Make no mistake, this will be a bestseller for weeks as surely as "Terminator II" was destined to be box-office boffo. The publisher breezily made that claim before a single copy was sold. The question is whether it's a good book.

The answer depends to a certain degree on the reader's expectations. Most Clancy fans will undoubtedly gobble it up. "The Sum of All Fears" has it all: sex and impotence (Ryan is afflicted, temporarily, of course), superpower hostilties, football fans and Arab fanatics, searing tragedy and soaring triumphs. Readers with advanced degrees in nuclear physics will enjoy several chapters immensely. It is very entertaining in spots, sometimes unintentionally so.

On the other hand, Clancy may not make many converts with this one, his sixth thriller.
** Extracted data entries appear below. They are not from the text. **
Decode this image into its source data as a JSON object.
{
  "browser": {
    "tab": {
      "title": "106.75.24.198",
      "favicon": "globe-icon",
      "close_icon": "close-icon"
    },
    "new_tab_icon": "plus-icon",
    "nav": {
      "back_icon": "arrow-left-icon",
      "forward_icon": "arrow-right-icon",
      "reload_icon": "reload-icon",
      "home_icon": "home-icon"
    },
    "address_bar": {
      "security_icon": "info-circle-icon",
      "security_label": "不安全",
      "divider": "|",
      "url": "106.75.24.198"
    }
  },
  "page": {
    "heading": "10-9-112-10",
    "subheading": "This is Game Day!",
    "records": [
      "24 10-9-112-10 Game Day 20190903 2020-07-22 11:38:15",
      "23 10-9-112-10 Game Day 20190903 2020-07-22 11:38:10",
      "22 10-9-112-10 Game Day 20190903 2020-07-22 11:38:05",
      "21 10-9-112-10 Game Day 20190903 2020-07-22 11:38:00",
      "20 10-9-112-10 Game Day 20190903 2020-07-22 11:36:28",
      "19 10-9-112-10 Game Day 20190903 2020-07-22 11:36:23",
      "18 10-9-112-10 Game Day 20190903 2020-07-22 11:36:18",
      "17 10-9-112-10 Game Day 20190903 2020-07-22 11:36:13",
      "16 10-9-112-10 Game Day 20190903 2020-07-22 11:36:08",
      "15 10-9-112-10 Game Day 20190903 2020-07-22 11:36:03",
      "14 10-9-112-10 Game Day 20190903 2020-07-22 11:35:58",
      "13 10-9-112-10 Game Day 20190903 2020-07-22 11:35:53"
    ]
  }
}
It is terribly long, his longest by far, and doesn't really get revved up until page 615. He spends entire chapters on extraneous matters that have the minutist relevance to the main drama.

If the author were an elegant writer, these digressions would not be a big problem. Clancy, however, writes with the grace of Hulk Hogan dancing the polonaise. He describes Ryan's wife thusly: "a quintessential Wasp, except that she was Catholic, slender and attractive, mother of two." Protests from petite Protestants are expected shortly.
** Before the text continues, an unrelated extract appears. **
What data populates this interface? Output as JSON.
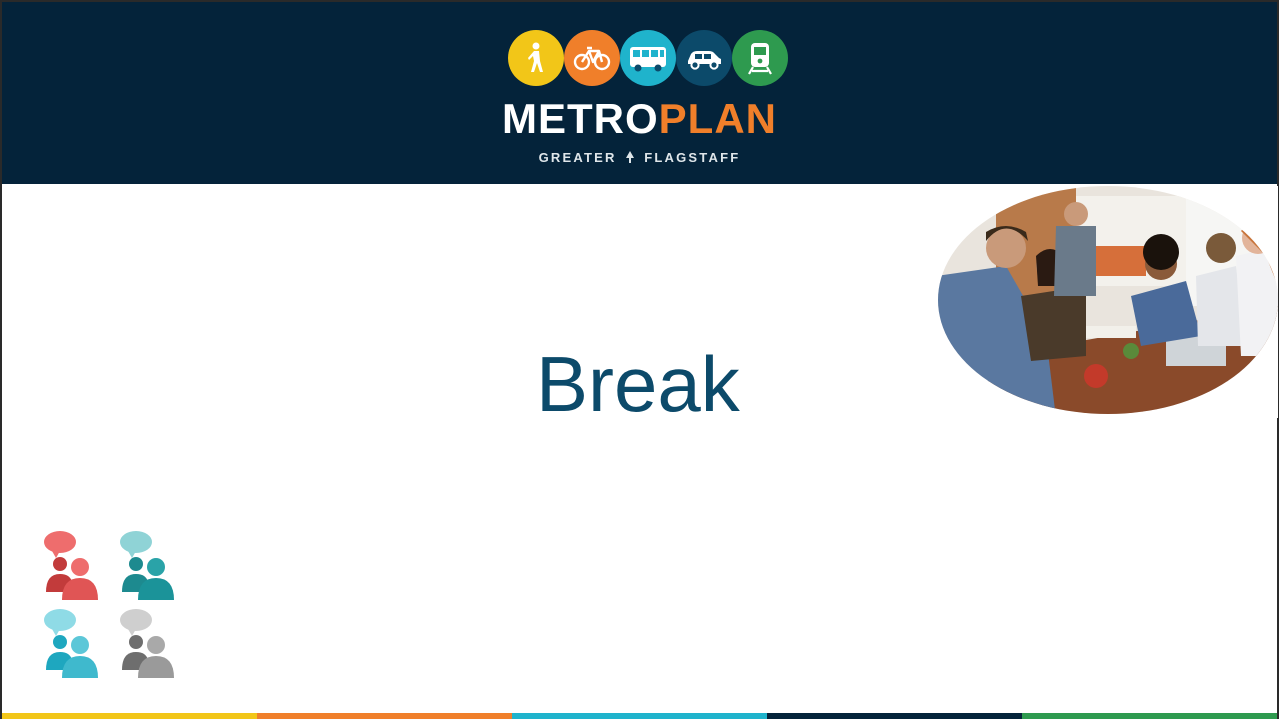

And what potboiler would be complete without dialogue that no real person has ever even dreamed of saying. Here's a sample. The hero is discussing his peace plan with an Israeli security officer, who says: "You have never experienced a holocaust, Dr. Ryan." To which Irish Jack replies: "Oh? Cromwell and the potato famine don't count? Get off that horse, general." And get off that page, reader.

With prose like, "The first kiss lasted for some eternal period of time," Clancy slowly gets to the climax. Arab terrorists from the PFLP have unearthed an unexploded Israeli nuclear bomb which was inadvertently dropped on a Syrian farmer's field during the 1973 Mideast war. It is now the late 1990s, but the bad guys somehow refurbish and even enhance this device, with the aid of some unemployed East German commies. Their goal is to use it to provoke an all-out war between the Americans and the Soviets, who have abandoned the Arab cause. Worse yet for the PFLPers, peace has broken out in the Middle East thanks to Ryan's plan - which Clancy never fully details, probably because it would be too preposterous even for commercial fiction.

Neither is it explained why a thermonuclear war is supposed to benefit the PFLP. The terrorists seem to know everything about atomic weapons except for the widely accepted notion that a lot of them going off at once would render the planet lifeless. At one point the reader is supposed to believe, as President J. Robert Fowler clearly does, that Iran is bankrolling the evil scheme. No one counseling the president points out the obvious flaw in this theory: Iran borders the USSR and would be immediately affected by a superpower nuclear exchange.

Clancy's opus also suffers at lower levels from plot implausibility. For example, a Greek policeman whose job it is to spot terrorists passing through Athens identifies a bad guy at 50 meters and takes his photograph, presumably with a telephoto lens. The cop, it would be reasonable to assume, recognized the terrorist from an intelligence photo. The officer is soon murdered by his subject's bodyguard, but the film is salvaged. Back at police headquarters, some 50 pages later, no one can figure out who this bad guy is. The point of having the policeman recognize the terrorist is so a murder can take place, but it is too early in the book for the good guys to start wising up to the bad guys.

Clancy isn't a total mala-plotter. The last 185 pages are truly thrilling as the superpower crisis unfolds. Still, taken as a whole, the book is mostly silly, even for a bestseller.